Quem bebe dessa mesma água é a cientista política belga Chantal Mouffe. Para ela, a eliminação do poder também não é possível, eis que ele é própria dimensão ontológica do político.
Assim, com esse start, Mouffe entabula uma série de críticas aos modelos deliberativos de democracia, em especial, a Habermas e Rawls, justamente porque o fundamento desses paradigmas é baseado no consenso, suprimindo o dissenso e, portanto, sufocando o conflito inerente — porque o poder horizontalizado também não pode ser erradicado — nas democracias.
Há uma série de críticas à proposta de Mouffe, muitas delas dando conta de que o agonismo sequer seria um modelo, mas, sim, uma espécie de ação ou mesmo uma postura. Há aqueles ainda que, com dúvidas, interrogam se as polarizações políticas de traço afetivo no Brasil já não seriam razões suficientes para abandonar o pensamento da cientista política belga como prática efetivamente possível.
A discussão, claro, é válida, batendo à porta de nossas urgências mais cotidianas, mas o ponto que converge para o início do nosso argumento — o Brasil como narcoestado — é: se de fato o poder não pode ser erradicado, é possível imaginá-lo, no vácuo da representatividade — um dos gargalos da crise da democracia — nas mãos do crime organizado?

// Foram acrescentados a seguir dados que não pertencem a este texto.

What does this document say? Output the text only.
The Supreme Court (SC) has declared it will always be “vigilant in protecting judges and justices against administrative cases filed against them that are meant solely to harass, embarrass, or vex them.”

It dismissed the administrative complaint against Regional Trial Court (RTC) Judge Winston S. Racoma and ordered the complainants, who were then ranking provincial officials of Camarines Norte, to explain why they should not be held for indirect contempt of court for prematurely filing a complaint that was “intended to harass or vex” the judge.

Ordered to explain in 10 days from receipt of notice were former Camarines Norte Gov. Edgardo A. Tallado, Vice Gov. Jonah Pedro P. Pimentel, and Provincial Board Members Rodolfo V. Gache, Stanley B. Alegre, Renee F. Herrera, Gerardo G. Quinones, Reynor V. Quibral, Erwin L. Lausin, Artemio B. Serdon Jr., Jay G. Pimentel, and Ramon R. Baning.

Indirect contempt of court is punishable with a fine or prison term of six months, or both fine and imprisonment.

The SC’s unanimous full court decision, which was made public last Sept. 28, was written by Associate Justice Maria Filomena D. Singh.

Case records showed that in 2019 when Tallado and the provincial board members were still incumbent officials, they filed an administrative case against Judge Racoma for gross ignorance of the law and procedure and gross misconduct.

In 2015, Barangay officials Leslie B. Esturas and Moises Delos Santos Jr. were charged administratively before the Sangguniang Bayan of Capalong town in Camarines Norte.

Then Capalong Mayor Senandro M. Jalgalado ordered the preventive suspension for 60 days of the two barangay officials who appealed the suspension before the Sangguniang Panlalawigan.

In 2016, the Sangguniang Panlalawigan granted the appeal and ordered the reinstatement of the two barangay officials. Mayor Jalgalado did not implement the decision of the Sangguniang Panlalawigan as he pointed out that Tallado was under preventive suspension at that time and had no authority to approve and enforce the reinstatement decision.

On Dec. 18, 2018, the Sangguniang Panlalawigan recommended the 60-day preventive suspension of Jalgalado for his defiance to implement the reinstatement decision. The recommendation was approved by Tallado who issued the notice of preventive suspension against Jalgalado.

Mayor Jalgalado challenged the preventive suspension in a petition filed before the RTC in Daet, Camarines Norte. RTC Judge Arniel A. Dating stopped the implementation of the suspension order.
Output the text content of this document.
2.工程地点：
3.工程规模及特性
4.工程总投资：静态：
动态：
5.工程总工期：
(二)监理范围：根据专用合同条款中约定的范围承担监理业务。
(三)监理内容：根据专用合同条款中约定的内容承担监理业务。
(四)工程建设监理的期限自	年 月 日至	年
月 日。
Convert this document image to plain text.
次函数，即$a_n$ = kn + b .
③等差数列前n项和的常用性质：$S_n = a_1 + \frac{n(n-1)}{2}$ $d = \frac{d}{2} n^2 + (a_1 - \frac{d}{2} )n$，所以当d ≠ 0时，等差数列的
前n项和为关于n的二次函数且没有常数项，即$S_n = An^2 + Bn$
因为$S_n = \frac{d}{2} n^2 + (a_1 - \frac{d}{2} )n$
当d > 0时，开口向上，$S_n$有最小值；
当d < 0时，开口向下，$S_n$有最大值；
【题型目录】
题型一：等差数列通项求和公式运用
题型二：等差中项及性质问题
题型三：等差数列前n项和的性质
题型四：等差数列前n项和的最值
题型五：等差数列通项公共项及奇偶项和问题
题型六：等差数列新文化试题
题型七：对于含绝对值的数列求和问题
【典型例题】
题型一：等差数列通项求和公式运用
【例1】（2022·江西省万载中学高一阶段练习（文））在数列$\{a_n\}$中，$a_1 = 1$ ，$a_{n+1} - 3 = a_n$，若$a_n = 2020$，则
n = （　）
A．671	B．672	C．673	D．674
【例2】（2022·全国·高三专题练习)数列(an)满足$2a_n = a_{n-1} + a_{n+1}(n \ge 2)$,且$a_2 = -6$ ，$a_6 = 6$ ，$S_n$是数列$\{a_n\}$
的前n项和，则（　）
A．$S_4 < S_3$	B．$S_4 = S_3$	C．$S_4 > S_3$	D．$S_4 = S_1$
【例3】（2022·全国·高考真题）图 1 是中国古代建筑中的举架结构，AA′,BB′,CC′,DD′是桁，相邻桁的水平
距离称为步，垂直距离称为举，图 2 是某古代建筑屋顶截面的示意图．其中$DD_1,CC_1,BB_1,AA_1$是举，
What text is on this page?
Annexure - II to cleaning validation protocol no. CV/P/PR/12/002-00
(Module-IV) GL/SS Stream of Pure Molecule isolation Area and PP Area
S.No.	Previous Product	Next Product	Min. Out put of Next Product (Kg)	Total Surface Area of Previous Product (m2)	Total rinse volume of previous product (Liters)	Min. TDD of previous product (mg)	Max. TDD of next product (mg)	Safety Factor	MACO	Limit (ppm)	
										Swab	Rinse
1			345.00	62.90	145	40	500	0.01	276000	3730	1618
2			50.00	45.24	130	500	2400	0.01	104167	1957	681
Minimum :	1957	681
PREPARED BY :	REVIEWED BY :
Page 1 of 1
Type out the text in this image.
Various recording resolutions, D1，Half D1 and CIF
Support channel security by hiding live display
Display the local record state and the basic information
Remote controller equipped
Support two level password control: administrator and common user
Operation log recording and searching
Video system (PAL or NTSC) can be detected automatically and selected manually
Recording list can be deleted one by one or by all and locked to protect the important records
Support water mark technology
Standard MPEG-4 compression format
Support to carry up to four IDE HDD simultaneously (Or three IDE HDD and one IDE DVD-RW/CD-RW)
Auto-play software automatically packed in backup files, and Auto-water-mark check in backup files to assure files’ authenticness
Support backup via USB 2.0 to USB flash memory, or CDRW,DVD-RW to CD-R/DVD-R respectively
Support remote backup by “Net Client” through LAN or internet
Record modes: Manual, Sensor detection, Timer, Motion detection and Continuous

Talvez essa perspectiva — que pode ser assentada como um efetivo diagnóstico do tempo presente — possa ser ainda melhor percebida nos “serviços” das milícias nos grandes conglomerados urbanos, como o transporte alternativo (que serve aos bairros da periferia), a distribuição de gás, a instalação de ligações clandestinas de TV a cabo ou, ainda, a proibição de furtos e roubos nas áreas controladas pelo PCC (como se essas práticas criminosas não fossem previstas pelo Código Penal Brasileiro).
Para encerrar
A execução que dá suporte a esse sucinto argumento corrobora para a tese de que espaços deste inerradicável poder — até então nas mãos do Estado — transitam para grupos criminosos? Enfim, a partir destas provocações sobre o lugar do poder com Mouffe e Lefort, é possível pensar o Brasil já como um narcoestado?